Su cuerpo incinerado, hecho polvo, libre de pecado. Su alma, ennoblecida por sus afanes, surcando Espacios siderales infinitos hasta alcanzar La tierra prometida; esa que aquí luchando nunca lograste.
LA PARCA, la que vuelve siempre, la que no se cansa de volver con su guadaña a cuesta, nos arrebata otra prenda de indescriptibles colores de la lírica: su poesía, su don de escritor de fuste, su inveterada condición de periodista veraz, independiente; este personaje admirado, querido por su talento y su bonhomía a quien conocí siendo un mozalbete aventajado, viéndonos con frecuencia en el Edificio Copello de la calle El Conde iniciado el fragor de la lucha libertaria por el retorno al poder, sin elecciones, del derrocado profesor Juan Bosch y de la Constitución del 1963, la más progresista y democrática de nuestra vida republicana, lucha convertida en Guerra Patria cuando el cobarde invasor, patrocinado por la OEA y una pandilla de gobiernos militares sumado a malos dominicanos, enardeció el sentimiento patriótico del pueblo decidido a dar su sangre generosa por la libertad y la soberanía de nuestra nación: “Que Quisqueya será destruida, pero sierva de nuevo jamás”.
Un día de esos, como tantos otros, surgió nuestra cálida y hermosa amistad, cimentada en esos valores y principios que perduraría con el tiempo, sin interrupción, sin flaquezas.
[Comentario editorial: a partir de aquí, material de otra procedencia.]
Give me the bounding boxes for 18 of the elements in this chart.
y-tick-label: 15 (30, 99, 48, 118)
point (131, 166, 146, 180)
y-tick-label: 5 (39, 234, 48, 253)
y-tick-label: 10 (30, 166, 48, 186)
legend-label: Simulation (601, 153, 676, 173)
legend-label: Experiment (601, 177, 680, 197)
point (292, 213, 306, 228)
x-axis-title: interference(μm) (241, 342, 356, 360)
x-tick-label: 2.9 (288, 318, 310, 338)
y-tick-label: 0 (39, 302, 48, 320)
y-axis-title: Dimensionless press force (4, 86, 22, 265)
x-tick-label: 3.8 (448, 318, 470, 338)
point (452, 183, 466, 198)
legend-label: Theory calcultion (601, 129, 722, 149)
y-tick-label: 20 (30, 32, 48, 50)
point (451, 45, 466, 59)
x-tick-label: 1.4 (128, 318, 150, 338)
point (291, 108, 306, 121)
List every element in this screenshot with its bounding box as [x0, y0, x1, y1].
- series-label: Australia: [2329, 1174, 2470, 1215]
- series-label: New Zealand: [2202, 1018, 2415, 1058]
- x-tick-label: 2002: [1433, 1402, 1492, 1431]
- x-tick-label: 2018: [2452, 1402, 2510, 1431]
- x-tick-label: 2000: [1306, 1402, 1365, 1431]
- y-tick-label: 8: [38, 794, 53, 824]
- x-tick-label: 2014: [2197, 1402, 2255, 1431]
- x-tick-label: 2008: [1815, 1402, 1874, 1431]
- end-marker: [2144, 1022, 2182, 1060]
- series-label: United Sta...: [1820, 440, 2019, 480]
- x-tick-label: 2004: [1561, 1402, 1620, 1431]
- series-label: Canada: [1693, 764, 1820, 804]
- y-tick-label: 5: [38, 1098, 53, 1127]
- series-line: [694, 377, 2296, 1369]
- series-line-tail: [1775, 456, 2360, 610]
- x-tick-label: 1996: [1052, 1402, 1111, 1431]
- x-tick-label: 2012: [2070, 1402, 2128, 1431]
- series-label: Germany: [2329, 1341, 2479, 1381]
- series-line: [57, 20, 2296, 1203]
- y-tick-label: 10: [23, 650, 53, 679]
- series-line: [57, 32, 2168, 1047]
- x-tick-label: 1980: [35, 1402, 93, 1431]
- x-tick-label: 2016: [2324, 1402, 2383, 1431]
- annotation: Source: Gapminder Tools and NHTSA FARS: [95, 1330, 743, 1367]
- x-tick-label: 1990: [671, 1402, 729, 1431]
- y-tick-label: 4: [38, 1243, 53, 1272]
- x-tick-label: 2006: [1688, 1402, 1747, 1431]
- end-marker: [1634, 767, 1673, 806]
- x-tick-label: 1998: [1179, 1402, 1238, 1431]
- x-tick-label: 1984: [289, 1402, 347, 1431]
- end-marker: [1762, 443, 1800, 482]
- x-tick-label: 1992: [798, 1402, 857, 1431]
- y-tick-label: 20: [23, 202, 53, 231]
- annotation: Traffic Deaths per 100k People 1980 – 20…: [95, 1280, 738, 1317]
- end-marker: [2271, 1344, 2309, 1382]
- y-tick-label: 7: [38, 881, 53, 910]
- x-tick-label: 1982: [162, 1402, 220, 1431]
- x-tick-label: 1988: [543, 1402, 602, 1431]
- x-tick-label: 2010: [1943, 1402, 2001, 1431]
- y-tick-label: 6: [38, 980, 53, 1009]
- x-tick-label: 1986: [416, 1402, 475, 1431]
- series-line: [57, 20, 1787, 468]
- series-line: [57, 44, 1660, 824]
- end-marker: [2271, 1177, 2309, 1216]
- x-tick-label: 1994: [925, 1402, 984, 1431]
Entonces el Edificio Copello servía de sede provisional del Gobierno del coronel Caamaño y alojaba también la Dirección de Prensa y Propaganda bajo el mando del actor y dramaturgo Franklin Domínguez acompañado por un privilegiado “staff” de locutores experimentados de primer orden procedentes de la entonces Radio Televisión Dominicana, de un selecto grupo de intelectuales jóvenes que comenzaban a destacarse y de periodistas de fuste, identificados y comprometidos todos con aquellos ideales patrios que hizo posible la tenaz resistencia junto con los combatientes civiles y militares constitucionalistas, hombres y mujeres que fusil en mano enfrentaron al grosero invasor y a los golpistas antipueblo, bajo el llamado de la voz vibrante de Luis Acosta Tejeda que se esparcía por las ondas hercianas: “Un día más dominicanos y la moral sigue en alto”… y el canto viril de Aníbal de Peña que aun resuena: “A luchar, a luchar, a luchar, a luchar soldado valiente….”
Juan José, John Joseph, como le llamaba, nunca dejó de luchar con su pluma, sus poemas y su estilo propio de decir las cosas por su nombre, sin claudicaciones. Nunca dejó de ser el hombre sencillo y honesto que practicaba las virtudes del hombre justo, sus obligaciones como padre y esposo ejemplar, protector de su hogar y de su honra.
Quizás nunca llegué a su intimidad. A ser su confidente, pero sí su amigo al que recibía con un abrazo correspondido que enaltecía nuestra amistad en cada encuentro sin necesidad de decir palabras sumergidos en aquellos imborrables momentos que le dieron cimiente y vida auténtica a una amistad marcada por aquellos sucesos hasta el final de sus días.